A Beginner's Guide to Macro Dieting

If “counting macros” sounds more like economics than nutrition to you, it might be time to listen to the dietitians and personal trainers who have recently been raving about this method of losing weight, building muscle and staying fit.

Macros, or macronutrients, are what comprises the caloric content of the food you eat. You are probably already familiar with fats, carbohydrates and protein – these are the three categories of macros.

Macro dieting, then, is about paying attention to these three categories, rather than just counting calories. You could eat 1,500 calories a day of lollipops, croissants and hot dogs, but, as you can imagine, it wouldn’t be a particularly healthy 1,500 calories. Macro dieting truly shows that where you get your calories from is more important the number of calories you consume in a day. It is all about making good choices and filling your body with the right balance of nutrients for your lifestyle, goals and needs.

Why macros?

Macro dieting emphasizes whole foods – think vegetables, fruit, eggs and lean protein, for example – over the processed items that you would find in the center aisles of the grocery store.

You can customize your diet and nutrition program based on your body while learning more about food, nutrients and portion control. Even better, when you eat according to your macros, you shouldn’t be hungry all the time – whole foods are more satisfying than processed ones and can create that long-lasting sensation of fullness.

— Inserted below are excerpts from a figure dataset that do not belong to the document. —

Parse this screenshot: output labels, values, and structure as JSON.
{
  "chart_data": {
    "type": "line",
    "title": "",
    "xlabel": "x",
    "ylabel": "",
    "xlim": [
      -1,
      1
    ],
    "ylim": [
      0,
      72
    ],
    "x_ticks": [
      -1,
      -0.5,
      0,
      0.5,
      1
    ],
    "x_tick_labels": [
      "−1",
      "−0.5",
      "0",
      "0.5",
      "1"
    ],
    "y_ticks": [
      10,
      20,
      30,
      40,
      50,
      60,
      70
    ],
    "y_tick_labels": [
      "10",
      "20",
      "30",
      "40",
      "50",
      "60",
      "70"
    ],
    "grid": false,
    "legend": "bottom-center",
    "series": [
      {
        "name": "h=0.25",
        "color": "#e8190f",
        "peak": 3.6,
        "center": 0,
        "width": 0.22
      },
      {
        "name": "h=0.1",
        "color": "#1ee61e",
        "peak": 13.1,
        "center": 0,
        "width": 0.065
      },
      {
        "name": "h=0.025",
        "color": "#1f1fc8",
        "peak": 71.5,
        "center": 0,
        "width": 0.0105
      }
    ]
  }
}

Depending on your current health and fitness goals, macro dieting can help you lose weight and fat while maintaining or increasing muscle mass.

Breaking down these building blocks

Carbohydrates are our main fuel source – they can provide the energy you need to get through a busy day. The key is to focus on complex carbs, which contain more fiber, take longer to digest and provide more energy than simple carbs (think sugar, honey and fruit). Examples of complex carbs include vegetables (leafy greens, cauliflower, squash and sweet potatoes are all great options) as well as whole grains, oats and quinoa.

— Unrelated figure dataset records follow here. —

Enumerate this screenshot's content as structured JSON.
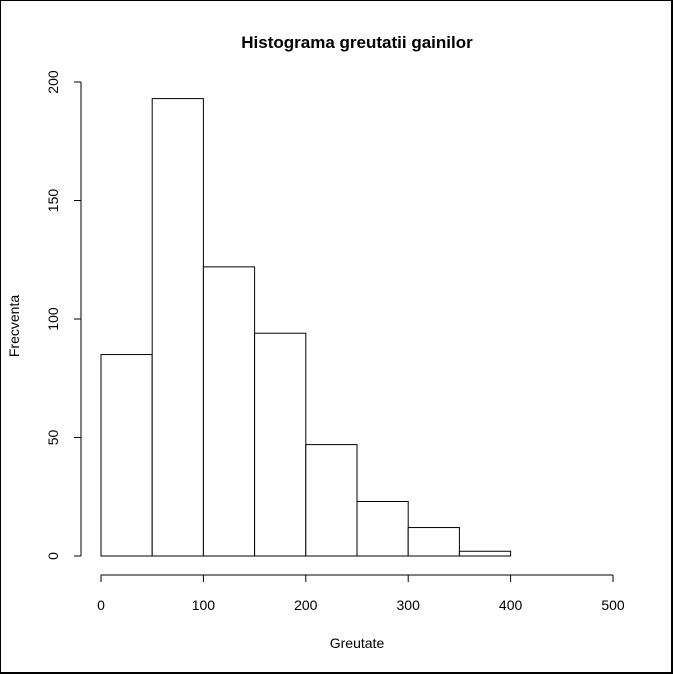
{
  "chart_data": {
    "type": "bar",
    "title": "Histograma greutatii gainilor",
    "xlabel": "Greutate",
    "ylabel": "Frecventa",
    "bins": [
      {
        "start": 0,
        "end": 50,
        "count": 85
      },
      {
        "start": 50,
        "end": 100,
        "count": 193
      },
      {
        "start": 100,
        "end": 150,
        "count": 122
      },
      {
        "start": 150,
        "end": 200,
        "count": 94
      },
      {
        "start": 200,
        "end": 250,
        "count": 47
      },
      {
        "start": 250,
        "end": 300,
        "count": 23
      },
      {
        "start": 300,
        "end": 350,
        "count": 12
      },
      {
        "start": 350,
        "end": 400,
        "count": 2
      }
    ],
    "xlim": [
      0,
      500
    ],
    "ylim": [
      0,
      200
    ],
    "xticks": [
      "0",
      "100",
      "200",
      "300",
      "400",
      "500"
    ],
    "yticks": [
      "0",
      "50",
      "100",
      "150",
      "200"
    ],
    "grid": false,
    "colors": {
      "bar_fill": "#ffffff",
      "bar_stroke": "#000000",
      "axis": "#000000"
    }
  }
}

Protein is the key macronutrient for building muscle as well as preventing muscle loss. More satisfying than the other macros, protein helps you feel full. Some good examples of protein include eggs, lean meat, nuts and beans.

Finally, fat is more essential than many people realize; it balances hormone levels and keeps your metabolism stoked while also supporting vitamin absorption and your mood. It is important to avoid trans fats from processed foods and focus on nuts, avocadoes, coconut oil and extra virgin olive oil.

How do I determine my macro needs?

This is a very individual process – ideally done with a nutritionist or registered dietitian, or a personal trainer with extensive nutrition education. Macro needs will vary from person to person – everyone has an ideal macronutrient ratio of fats, protein and carbs based on height and weight, age, activity level and overall goal. You can also check out online macro calculators or meal planning apps that take these factors into account.

Common macro ranges for adults are: 45-65 percent of calories from carbs, 20-35 percent from fats and 10-35 percent from protein. Again, this can vary dramatically depending on your body and goals, so it helps to get an accurate calculation based on your needs. A dietitian can also help you update and adjust your macros as your body and your goals change.

Healthy, balanced meals should contain all three macros. Protein is important for building muscle while carbs provide energy and fats balance everything out.

Macros in action

Once you have established the macros you need to succeed, consider investing in a food scale, which can help with portion size and control. Eventually, you will have a good idea how much protein, carbs and fat are in the foods you regularly consume, but initially, you will be tracking every single bite you take.

If you find that you are hungry most of the time, consume more protein and fiber. Likewise, if you are losing muscle mass along with weight, up your protein intake. On the other hand, if you are fatigued, complex carbs can give you a boost while decreasing your carbohydrate intake can help with further weight loss.

The key to success is planning. Determine your meal plan for the week, shop and prep ahead of time, and consider freezing meals as well. The more organized you are, the better you’ll be able to follow your plan. You can spice up foods with fresh herbs and spices and get to know the foods that incorporate your macros and work with your taste buds.

Counting macros requires diligence, but it can also lead to great health, weight loss, increased energy and satisfaction.